Real compact_conversation. The runtime method previously returned the summary string and silently dropped the persistence work. It now does all four steps in order: summarize → write archive entry → write session compact marker → replace history with a single user message carrying the summary. Atomic from the client’s perspective.

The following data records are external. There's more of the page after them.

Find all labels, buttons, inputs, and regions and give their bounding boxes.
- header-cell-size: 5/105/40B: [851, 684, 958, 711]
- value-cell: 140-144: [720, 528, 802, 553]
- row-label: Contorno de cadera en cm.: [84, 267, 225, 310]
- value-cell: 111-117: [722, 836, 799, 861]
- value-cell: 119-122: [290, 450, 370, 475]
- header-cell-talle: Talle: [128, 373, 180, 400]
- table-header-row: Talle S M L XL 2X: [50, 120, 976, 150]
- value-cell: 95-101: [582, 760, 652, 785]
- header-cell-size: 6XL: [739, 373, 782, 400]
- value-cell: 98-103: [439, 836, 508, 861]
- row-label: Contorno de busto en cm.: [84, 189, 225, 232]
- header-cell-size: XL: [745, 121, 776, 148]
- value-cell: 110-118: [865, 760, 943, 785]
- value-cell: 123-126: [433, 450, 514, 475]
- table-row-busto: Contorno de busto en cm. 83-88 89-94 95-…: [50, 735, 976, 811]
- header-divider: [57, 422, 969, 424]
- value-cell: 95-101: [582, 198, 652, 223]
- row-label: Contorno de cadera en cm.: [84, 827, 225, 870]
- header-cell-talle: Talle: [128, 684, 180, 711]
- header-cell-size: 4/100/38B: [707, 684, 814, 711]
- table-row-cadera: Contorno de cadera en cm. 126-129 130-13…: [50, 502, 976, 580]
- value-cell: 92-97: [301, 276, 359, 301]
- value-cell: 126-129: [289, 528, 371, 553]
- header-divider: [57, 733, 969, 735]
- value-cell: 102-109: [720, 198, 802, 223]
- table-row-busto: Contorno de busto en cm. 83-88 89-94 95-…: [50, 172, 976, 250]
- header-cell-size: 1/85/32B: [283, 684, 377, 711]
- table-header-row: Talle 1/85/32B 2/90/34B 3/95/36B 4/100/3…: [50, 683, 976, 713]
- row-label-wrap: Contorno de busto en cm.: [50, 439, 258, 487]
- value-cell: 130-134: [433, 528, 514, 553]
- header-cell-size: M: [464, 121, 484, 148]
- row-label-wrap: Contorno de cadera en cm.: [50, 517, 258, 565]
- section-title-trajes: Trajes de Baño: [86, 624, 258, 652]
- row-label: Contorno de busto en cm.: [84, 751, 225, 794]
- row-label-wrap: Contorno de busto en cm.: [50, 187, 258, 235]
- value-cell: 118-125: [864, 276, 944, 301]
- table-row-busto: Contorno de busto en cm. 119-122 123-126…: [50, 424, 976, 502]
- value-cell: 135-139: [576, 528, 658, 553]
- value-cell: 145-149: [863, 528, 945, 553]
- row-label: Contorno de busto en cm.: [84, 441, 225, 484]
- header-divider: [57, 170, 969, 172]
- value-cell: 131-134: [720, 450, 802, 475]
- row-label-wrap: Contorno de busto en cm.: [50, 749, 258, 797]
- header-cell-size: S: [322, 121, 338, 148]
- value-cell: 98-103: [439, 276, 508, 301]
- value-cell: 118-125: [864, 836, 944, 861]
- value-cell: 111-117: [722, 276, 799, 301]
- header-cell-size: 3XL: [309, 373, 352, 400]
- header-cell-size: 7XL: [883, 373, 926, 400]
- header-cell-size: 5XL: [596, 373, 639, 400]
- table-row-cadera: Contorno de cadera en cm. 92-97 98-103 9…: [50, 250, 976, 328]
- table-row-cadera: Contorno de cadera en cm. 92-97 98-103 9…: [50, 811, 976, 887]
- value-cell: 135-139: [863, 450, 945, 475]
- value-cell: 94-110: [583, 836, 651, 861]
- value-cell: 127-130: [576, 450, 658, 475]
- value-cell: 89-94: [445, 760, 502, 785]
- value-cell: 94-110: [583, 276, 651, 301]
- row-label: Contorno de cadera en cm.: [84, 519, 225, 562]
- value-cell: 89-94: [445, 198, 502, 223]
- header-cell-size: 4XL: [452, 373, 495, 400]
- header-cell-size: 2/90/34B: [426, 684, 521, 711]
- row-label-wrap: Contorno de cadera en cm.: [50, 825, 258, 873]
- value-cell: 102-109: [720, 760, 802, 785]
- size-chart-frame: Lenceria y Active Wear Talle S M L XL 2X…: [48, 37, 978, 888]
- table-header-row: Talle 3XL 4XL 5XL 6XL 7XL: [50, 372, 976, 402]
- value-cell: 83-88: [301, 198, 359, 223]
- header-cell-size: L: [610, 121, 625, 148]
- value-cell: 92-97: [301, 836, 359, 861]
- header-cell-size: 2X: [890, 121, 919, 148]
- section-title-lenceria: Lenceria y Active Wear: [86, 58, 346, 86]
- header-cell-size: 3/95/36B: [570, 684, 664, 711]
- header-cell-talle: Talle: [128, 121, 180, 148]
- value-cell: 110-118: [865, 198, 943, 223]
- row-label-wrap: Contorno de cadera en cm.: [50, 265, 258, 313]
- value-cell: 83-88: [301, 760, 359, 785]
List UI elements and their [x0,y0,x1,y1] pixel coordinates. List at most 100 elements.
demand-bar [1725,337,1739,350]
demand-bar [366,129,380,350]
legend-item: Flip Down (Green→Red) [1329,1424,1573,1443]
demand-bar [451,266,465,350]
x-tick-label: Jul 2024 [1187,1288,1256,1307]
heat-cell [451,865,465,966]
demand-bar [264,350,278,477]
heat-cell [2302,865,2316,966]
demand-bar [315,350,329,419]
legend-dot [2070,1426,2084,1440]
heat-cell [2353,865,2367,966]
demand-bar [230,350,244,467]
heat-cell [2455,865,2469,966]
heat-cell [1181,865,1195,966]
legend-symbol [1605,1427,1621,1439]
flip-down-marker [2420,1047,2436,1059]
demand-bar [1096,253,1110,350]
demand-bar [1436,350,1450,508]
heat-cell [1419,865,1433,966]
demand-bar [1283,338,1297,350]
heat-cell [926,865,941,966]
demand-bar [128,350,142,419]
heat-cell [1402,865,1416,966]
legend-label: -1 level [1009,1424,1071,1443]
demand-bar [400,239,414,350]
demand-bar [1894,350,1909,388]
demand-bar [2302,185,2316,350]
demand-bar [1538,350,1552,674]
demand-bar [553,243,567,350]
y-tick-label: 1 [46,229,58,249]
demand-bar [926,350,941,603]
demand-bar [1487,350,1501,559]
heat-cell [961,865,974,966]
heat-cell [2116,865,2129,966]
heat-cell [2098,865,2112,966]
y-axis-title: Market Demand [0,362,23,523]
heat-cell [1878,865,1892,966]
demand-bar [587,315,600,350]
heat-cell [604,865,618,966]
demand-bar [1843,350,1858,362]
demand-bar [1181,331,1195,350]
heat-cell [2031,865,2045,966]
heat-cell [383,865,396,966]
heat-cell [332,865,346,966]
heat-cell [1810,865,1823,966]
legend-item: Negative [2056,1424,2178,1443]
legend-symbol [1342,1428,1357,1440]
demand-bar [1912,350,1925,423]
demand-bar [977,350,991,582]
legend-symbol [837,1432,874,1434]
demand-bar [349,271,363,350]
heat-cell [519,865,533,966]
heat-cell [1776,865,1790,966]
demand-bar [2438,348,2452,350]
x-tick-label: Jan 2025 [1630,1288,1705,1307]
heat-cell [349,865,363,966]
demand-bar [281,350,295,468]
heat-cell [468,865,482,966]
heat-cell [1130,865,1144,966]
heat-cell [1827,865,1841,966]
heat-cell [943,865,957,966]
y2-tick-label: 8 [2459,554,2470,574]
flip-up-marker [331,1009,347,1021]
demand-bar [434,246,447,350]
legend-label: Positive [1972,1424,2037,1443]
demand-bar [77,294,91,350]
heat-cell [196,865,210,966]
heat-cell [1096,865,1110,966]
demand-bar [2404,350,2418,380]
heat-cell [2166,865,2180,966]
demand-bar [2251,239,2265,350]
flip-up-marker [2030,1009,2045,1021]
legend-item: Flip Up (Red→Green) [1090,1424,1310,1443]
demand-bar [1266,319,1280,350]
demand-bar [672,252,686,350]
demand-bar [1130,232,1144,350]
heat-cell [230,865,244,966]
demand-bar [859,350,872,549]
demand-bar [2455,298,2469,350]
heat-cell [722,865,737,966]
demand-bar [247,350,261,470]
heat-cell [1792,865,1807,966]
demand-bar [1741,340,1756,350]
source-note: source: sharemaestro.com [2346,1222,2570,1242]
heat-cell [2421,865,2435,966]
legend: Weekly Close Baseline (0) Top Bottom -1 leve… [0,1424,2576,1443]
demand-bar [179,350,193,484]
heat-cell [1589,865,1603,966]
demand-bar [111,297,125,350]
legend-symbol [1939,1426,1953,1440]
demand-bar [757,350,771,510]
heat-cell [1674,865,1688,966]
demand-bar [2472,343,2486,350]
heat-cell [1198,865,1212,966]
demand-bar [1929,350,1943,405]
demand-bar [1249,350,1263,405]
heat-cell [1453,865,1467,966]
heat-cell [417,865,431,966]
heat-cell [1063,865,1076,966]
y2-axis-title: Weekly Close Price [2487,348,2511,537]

Reference: explicit replacements

Each removed behavior maps to an existing or planned API:

RemovedExplicit replacement
Auto-compactioncompact_conversation(agent, sender) RPC, gated on client-tracked ContextUsage events
Auto-titlingA future generate_title(conversation_id) RPC; until then, clients can run their own summarization or leave titles blank
Auto-recallThe recall tool (model-driven); or a client-side recall + send composition before the user’s message

The opt-in client-side helpers for each of these are tracked in #188 as SDK sugars — a few dozen lines on top of the daemon client.

Migration

  • New conversations have empty title until a client asks for one. Existing titles on disk are unaffected.
  • The recall tool still works. Clients that previously relied on silent <recall> injection need to either let the model call recall itself (the intended path) or compose recall + send client-side.
  • No auto-compact. Clients should subscribe to ContextUsage events and call compact_conversation when their threshold trips. The model returns an explicit error if context is exceeded — the daemon no longer guesses.
  • compact_threshold in agent TOML is silently dropped via serde default. No errors, just ignored.

Alternatives considered

Keep auto-compact as a safety net. RFC 0185 took this position: “automatic compaction on overflow as a safety net” because clients can’t see overflow coming. Rejected here because the daemon can’t reliably detect overflow either — chars/4 is the wrong tool, and the model itself returns a clear error when context is exceeded. A bad safety net is worse than none, because clients build trust in it and stop watching.

Threshold-gated ContextPressure event. Emit only when over some threshold. Rejected because it recreates the policy problem in a smaller form — the daemon still picks a number, and is still wrong for whichever model and use case it didn’t anticipate. Always-emit ContextUsage lets clients pick.

Move policy to per-agent config knobs. “Auto-compact off by default; opt in via compact_threshold.” Rejected because the per-agent config is set by the client at create-time anyway — moving the decision a step earlier doesn’t change who decides, just makes the decision harder to update. A per-call decision (the client picks each turn) is more honest.

Out of scope

Two daemon-side per-turn injections in prepare_history survive this RFC: the <instructions> block from Crab.md discovery and the guest-agent-framing prose (“Messages wrapped in <from agent=\"...\">…”). Same anti-pattern, deferred to a separate cleanup so this RFC stays focused.

Wire-protocol changes are limited to the new ContextUsageEvent and reservation of AgentInfo.compact_threshold (field 10). No breaking renumbering, no new RPCs.